Ursnif Variant Adds Redirection to Attack Aussie Targets
A fresh version of the Ursnif banking trojan is being tested in the wild, using newly incorporated redirection attacks.
IBM X-Force research detected the variation—the third major overhaul for the Gozi-based malware since its launch a decade ago—starting with very minor testing over the summer; now, larger yet still limited campaigns have started. What’s notable is that its authors have made modifications on the code-injection level and to attack tactics.
As to the latter, the malware’s operators have opted to begin using redirection attacks to target business and corporate banking customers in Australia. Target lists from November showed that the malware’s operators dedicated a general configuration to small banks and credit unions in Australia and added a few other, bank-specific configurations dedicated to launching redirection attacks against business and corporate banking customers.
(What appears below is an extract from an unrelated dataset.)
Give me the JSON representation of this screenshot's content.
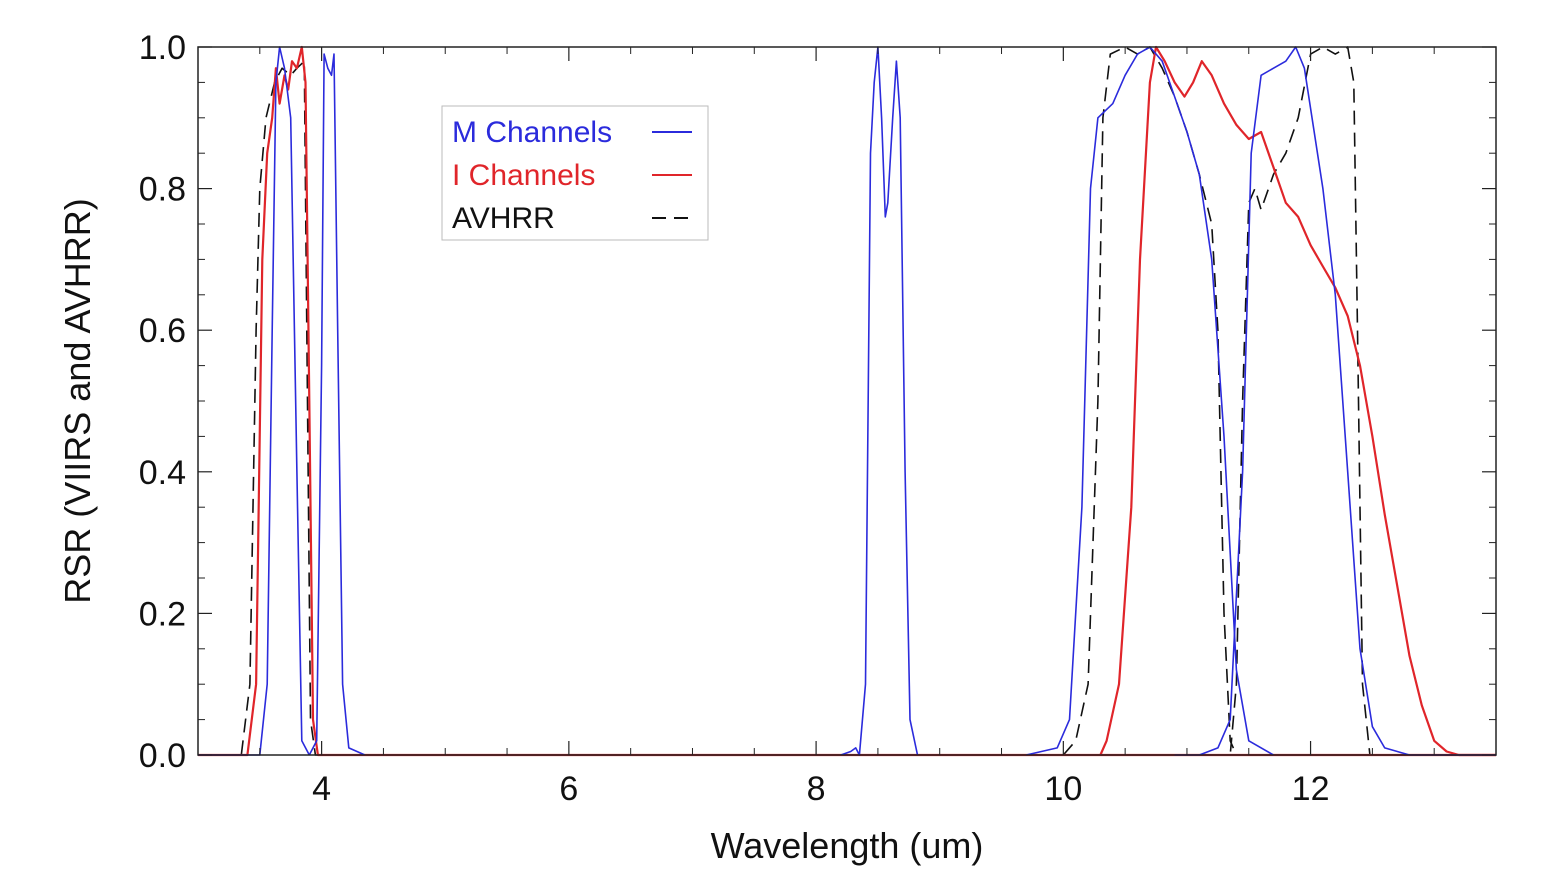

“In a redirection attack, the victim is diverted to a fake website hosted on an attacker-controlled server. The malware maintains a live connection with the bank’s legitimate webpage to ensure that its genuine URL and digital certificate appear in the victim’s address bar,” X-Force researchers explained, in an analysis. “At that point, the malicious actors can use webinjections to steal login credentials, authentication codes and other personally identifiable information (PII) without tripping the bank’s fraud detection mechanisms.”
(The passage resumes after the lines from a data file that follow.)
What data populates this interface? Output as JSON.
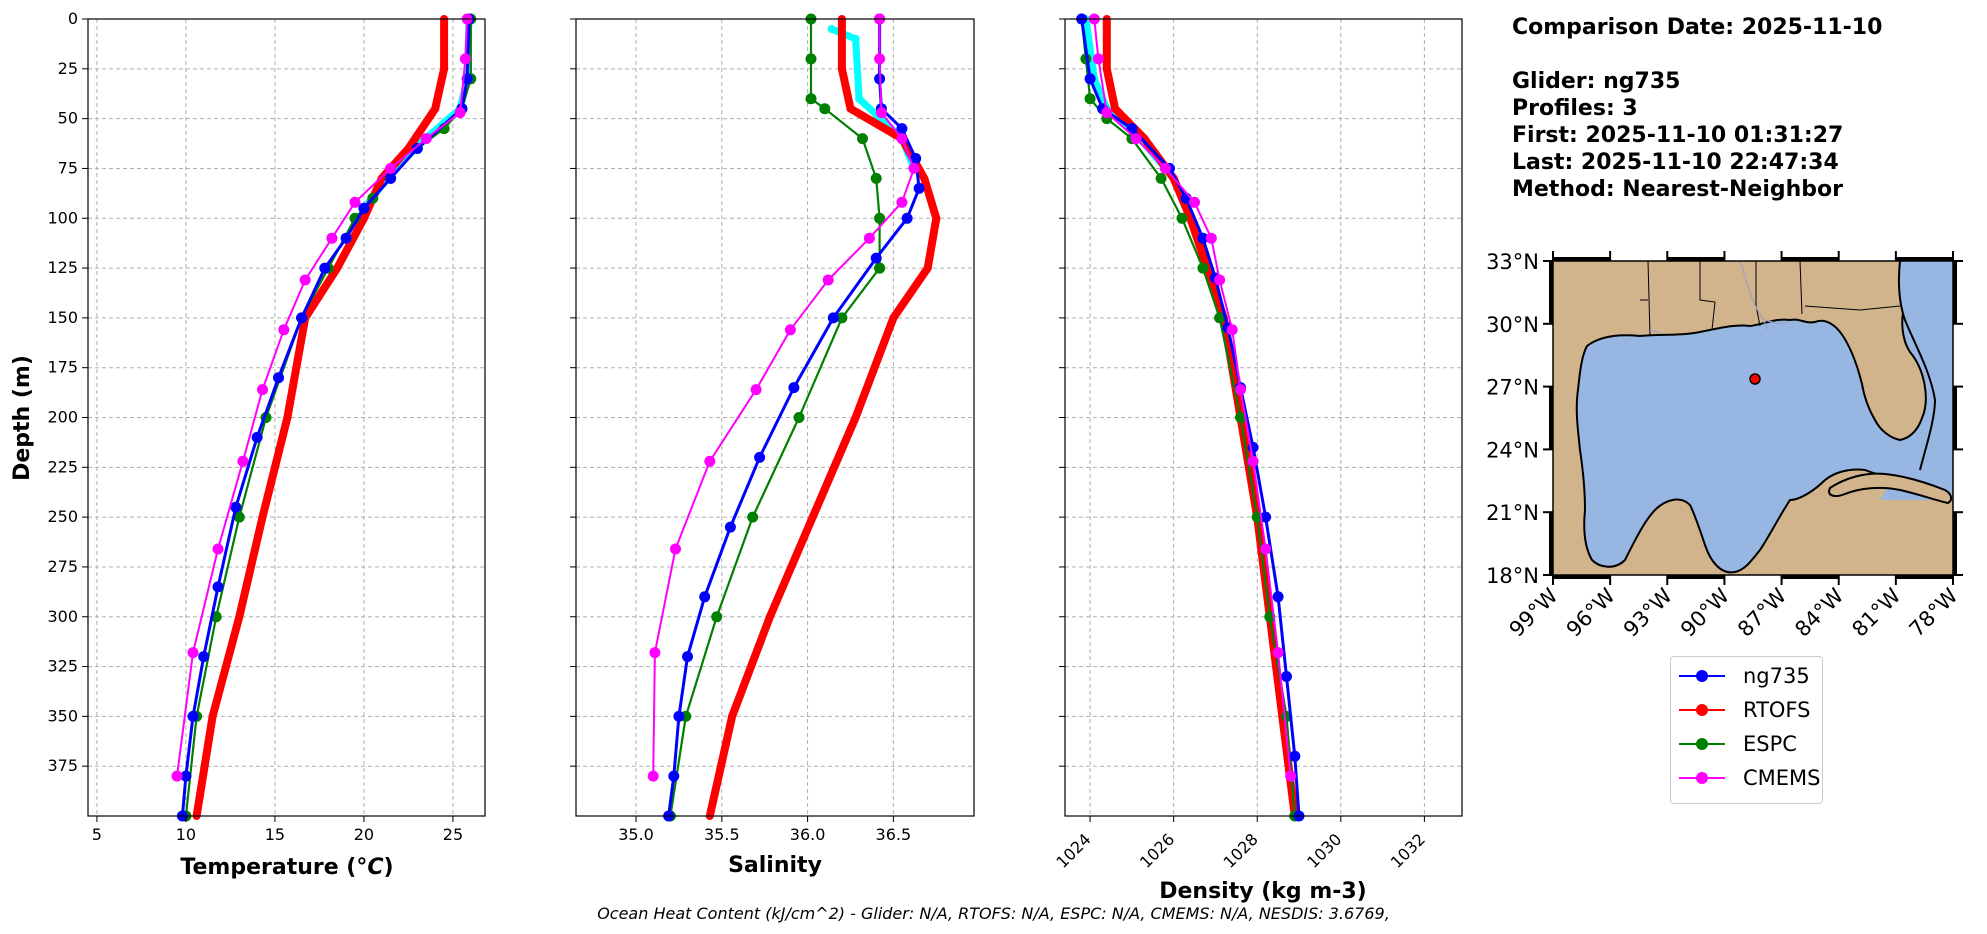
{
  "chart_data": [
    {
      "type": "line",
      "xlabel": "Temperature (°C)",
      "ylabel": "Depth (m)",
      "xlim": [
        4.5,
        26.8
      ],
      "ylim": [
        400,
        0
      ],
      "grid": true,
      "xticks": [
        "5",
        "10",
        "15",
        "20",
        "25"
      ],
      "yticks": [
        "0",
        "25",
        "50",
        "75",
        "100",
        "125",
        "150",
        "175",
        "200",
        "225",
        "250",
        "275",
        "300",
        "325",
        "350",
        "375"
      ],
      "series": [
        {
          "name": "ng735",
          "color": "#0000ff",
          "x": [
            25.9,
            25.8,
            25.5,
            23.0,
            21.5,
            20.0,
            19.0,
            17.8,
            16.5,
            15.2,
            14.0,
            12.8,
            11.8,
            11.0,
            10.4,
            10.0,
            9.8
          ],
          "y": [
            0,
            30,
            45,
            65,
            80,
            95,
            110,
            125,
            150,
            180,
            210,
            245,
            285,
            320,
            350,
            380,
            400
          ]
        },
        {
          "name": "RTOFS",
          "color": "#ff0000",
          "x": [
            24.5,
            24.5,
            24.0,
            22.5,
            21.0,
            20.0,
            18.5,
            16.7,
            15.7,
            14.3,
            13.0,
            11.5,
            10.6
          ],
          "y": [
            0,
            25,
            45,
            65,
            80,
            100,
            125,
            150,
            200,
            250,
            300,
            350,
            400
          ]
        },
        {
          "name": "ESPC",
          "color": "#008000",
          "x": [
            26.0,
            26.0,
            25.5,
            24.5,
            23.0,
            21.5,
            20.5,
            19.5,
            18.0,
            16.5,
            14.5,
            13.0,
            11.7,
            10.6,
            10.0
          ],
          "y": [
            0,
            30,
            45,
            55,
            65,
            80,
            90,
            100,
            125,
            150,
            200,
            250,
            300,
            350,
            400
          ]
        },
        {
          "name": "CMEMS",
          "color": "#ff00ff",
          "x": [
            25.8,
            25.7,
            25.4,
            23.5,
            21.5,
            19.5,
            18.2,
            16.7,
            15.5,
            14.3,
            13.2,
            11.8,
            10.4,
            9.5
          ],
          "y": [
            0,
            20,
            47,
            60,
            75,
            92,
            110,
            131,
            156,
            186,
            222,
            266,
            318,
            380
          ]
        },
        {
          "name": "",
          "color": "#00ffff",
          "x": [
            25.9,
            25.8,
            25.4,
            23.2,
            21.5,
            20.0
          ],
          "y": [
            0,
            30,
            45,
            62,
            78,
            95
          ]
        }
      ]
    },
    {
      "type": "line",
      "xlabel": "Salinity",
      "xlim": [
        34.65,
        36.97
      ],
      "ylim": [
        400,
        0
      ],
      "grid": true,
      "xticks": [
        "35.0",
        "35.5",
        "36.0",
        "36.5"
      ],
      "series": [
        {
          "name": "ng735",
          "color": "#0000ff",
          "x": [
            36.42,
            36.42,
            36.43,
            36.55,
            36.63,
            36.65,
            36.58,
            36.4,
            36.15,
            35.92,
            35.72,
            35.55,
            35.4,
            35.3,
            35.25,
            35.22,
            35.19
          ],
          "y": [
            0,
            30,
            45,
            55,
            70,
            85,
            100,
            120,
            150,
            185,
            220,
            255,
            290,
            320,
            350,
            380,
            400
          ]
        },
        {
          "name": "RTOFS",
          "color": "#ff0000",
          "x": [
            36.2,
            36.2,
            36.25,
            36.55,
            36.68,
            36.75,
            36.7,
            36.5,
            36.28,
            36.03,
            35.78,
            35.56,
            35.43
          ],
          "y": [
            0,
            25,
            45,
            60,
            80,
            100,
            125,
            150,
            200,
            250,
            300,
            350,
            400
          ]
        },
        {
          "name": "ESPC",
          "color": "#008000",
          "x": [
            36.02,
            36.02,
            36.02,
            36.1,
            36.32,
            36.4,
            36.42,
            36.42,
            36.42,
            36.2,
            35.95,
            35.68,
            35.47,
            35.29,
            35.2
          ],
          "y": [
            0,
            20,
            40,
            45,
            60,
            80,
            100,
            125,
            125,
            150,
            200,
            250,
            300,
            350,
            400
          ]
        },
        {
          "name": "CMEMS",
          "color": "#ff00ff",
          "x": [
            36.42,
            36.42,
            36.43,
            36.55,
            36.62,
            36.55,
            36.36,
            36.12,
            35.9,
            35.7,
            35.43,
            35.23,
            35.11,
            35.1
          ],
          "y": [
            0,
            20,
            47,
            60,
            75,
            92,
            110,
            131,
            156,
            186,
            222,
            266,
            318,
            380
          ]
        },
        {
          "name": "",
          "color": "#00ffff",
          "x": [
            36.14,
            36.28,
            36.3,
            36.4,
            36.55,
            36.62
          ],
          "y": [
            5,
            10,
            40,
            48,
            60,
            75
          ]
        }
      ]
    },
    {
      "type": "line",
      "xlabel": "Density (kg m-3)",
      "xlim": [
        1023.4,
        1032.9
      ],
      "ylim": [
        400,
        0
      ],
      "grid": true,
      "xticks": [
        "1024",
        "1026",
        "1028",
        "1030",
        "1032"
      ],
      "series": [
        {
          "name": "ng735",
          "color": "#0000ff",
          "x": [
            1023.8,
            1024.0,
            1024.3,
            1025.0,
            1025.9,
            1026.3,
            1026.7,
            1027.0,
            1027.3,
            1027.6,
            1027.9,
            1028.2,
            1028.5,
            1028.7,
            1028.9,
            1029.0
          ],
          "y": [
            0,
            30,
            45,
            55,
            75,
            90,
            110,
            130,
            155,
            185,
            215,
            250,
            290,
            330,
            370,
            400
          ]
        },
        {
          "name": "RTOFS",
          "color": "#ff0000",
          "x": [
            1024.4,
            1024.4,
            1024.6,
            1025.3,
            1026.0,
            1026.4,
            1026.8,
            1027.2,
            1027.6,
            1028.0,
            1028.3,
            1028.6,
            1028.9
          ],
          "y": [
            0,
            25,
            45,
            60,
            80,
            100,
            125,
            150,
            200,
            250,
            300,
            350,
            400
          ]
        },
        {
          "name": "ESPC",
          "color": "#008000",
          "x": [
            1023.8,
            1023.9,
            1024.0,
            1024.4,
            1025.0,
            1025.7,
            1026.2,
            1026.7,
            1027.1,
            1027.6,
            1028.0,
            1028.3,
            1028.7,
            1028.9
          ],
          "y": [
            0,
            20,
            40,
            50,
            60,
            80,
            100,
            125,
            150,
            200,
            250,
            300,
            350,
            400
          ]
        },
        {
          "name": "CMEMS",
          "color": "#ff00ff",
          "x": [
            1024.1,
            1024.2,
            1024.4,
            1025.1,
            1025.8,
            1026.5,
            1026.9,
            1027.1,
            1027.4,
            1027.6,
            1027.9,
            1028.2,
            1028.5,
            1028.8
          ],
          "y": [
            0,
            20,
            47,
            60,
            75,
            92,
            110,
            131,
            156,
            186,
            222,
            266,
            318,
            380
          ]
        },
        {
          "name": "",
          "color": "#00ffff",
          "x": [
            1023.9,
            1024.1,
            1024.4,
            1025.2,
            1026.0
          ],
          "y": [
            0,
            30,
            45,
            60,
            80
          ]
        }
      ]
    }
  ],
  "info": {
    "comparison_date": "Comparison Date: 2025-11-10",
    "glider": "Glider: ng735",
    "profiles": "Profiles: 3",
    "first": "First: 2025-11-10 01:31:27",
    "last": "Last: 2025-11-10 22:47:34",
    "method": "Method: Nearest-Neighbor"
  },
  "map": {
    "lon_range": [
      -99,
      -78
    ],
    "lat_range": [
      18,
      33
    ],
    "lat_ticks": [
      "33°N",
      "30°N",
      "27°N",
      "24°N",
      "21°N",
      "18°N"
    ],
    "lon_ticks": [
      "99°W",
      "96°W",
      "93°W",
      "90°W",
      "87°W",
      "84°W",
      "81°W",
      "78°W"
    ],
    "glider_position": {
      "lon": -88.6,
      "lat": 27.6
    },
    "land_color": "#d2b48c",
    "ocean_color": "#97b6e1"
  },
  "legend": [
    {
      "label": "ng735",
      "color": "#0000ff"
    },
    {
      "label": "RTOFS",
      "color": "#ff0000"
    },
    {
      "label": "ESPC",
      "color": "#008000"
    },
    {
      "label": "CMEMS",
      "color": "#ff00ff"
    }
  ],
  "footer": "Ocean Heat Content (kJ/cm^2) - Glider: N/A,  RTOFS: N/A,  ESPC: N/A,  CMEMS: N/A,  NESDIS: 3.6769,"
}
The redirection tactic is interesting given that Gozi, a close relative of Ursnif that has recently been spotted attacking Japanese businesses for the first time, also now targets business and corporate banking users with redirection attacks, a sophisticated tactic currently used by cybergangs such as Dridex, GootKit and TrickBot.
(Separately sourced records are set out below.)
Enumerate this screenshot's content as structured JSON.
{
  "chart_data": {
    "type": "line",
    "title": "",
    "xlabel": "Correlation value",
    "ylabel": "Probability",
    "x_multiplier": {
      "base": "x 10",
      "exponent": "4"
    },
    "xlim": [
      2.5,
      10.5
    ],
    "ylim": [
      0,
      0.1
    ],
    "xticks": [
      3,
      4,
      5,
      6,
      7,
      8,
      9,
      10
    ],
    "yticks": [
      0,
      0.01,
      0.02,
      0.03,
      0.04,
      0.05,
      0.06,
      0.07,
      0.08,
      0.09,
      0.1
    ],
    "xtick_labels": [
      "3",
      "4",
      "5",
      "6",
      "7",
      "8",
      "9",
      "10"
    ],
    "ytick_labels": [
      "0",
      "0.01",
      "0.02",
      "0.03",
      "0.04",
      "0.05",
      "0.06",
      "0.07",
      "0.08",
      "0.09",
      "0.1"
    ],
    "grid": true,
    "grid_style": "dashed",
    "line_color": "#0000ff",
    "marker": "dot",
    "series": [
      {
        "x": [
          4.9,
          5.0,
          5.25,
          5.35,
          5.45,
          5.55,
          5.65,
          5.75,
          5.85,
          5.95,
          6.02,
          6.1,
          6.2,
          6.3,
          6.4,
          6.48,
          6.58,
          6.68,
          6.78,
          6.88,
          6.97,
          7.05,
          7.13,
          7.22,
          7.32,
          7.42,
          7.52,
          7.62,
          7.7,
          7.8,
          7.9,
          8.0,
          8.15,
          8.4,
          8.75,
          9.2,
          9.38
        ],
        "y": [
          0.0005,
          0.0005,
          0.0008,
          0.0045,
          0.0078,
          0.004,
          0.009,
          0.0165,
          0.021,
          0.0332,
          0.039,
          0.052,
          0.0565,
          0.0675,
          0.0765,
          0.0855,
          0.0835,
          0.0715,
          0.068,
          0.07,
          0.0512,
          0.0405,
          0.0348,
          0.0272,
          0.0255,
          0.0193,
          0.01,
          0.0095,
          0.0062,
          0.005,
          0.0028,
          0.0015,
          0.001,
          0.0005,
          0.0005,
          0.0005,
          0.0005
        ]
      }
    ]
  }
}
“This finding is significant because it suggests that a new group has joined the cybercrime arena and is specifically operating in Australia, where malware gangs such as TrickBot and Dridex already have a firm foothold,” X-Force researchers noted. “Generally speaking, the lion’s share of the malware’s DNA was adopted from the leaked Gozi ISFB code….[however], the v3 developer added some original ideas as well….this recent iteration of Ursnif, although using an existing code base, should be considered a separate development, since it is likely to be further modified over time.”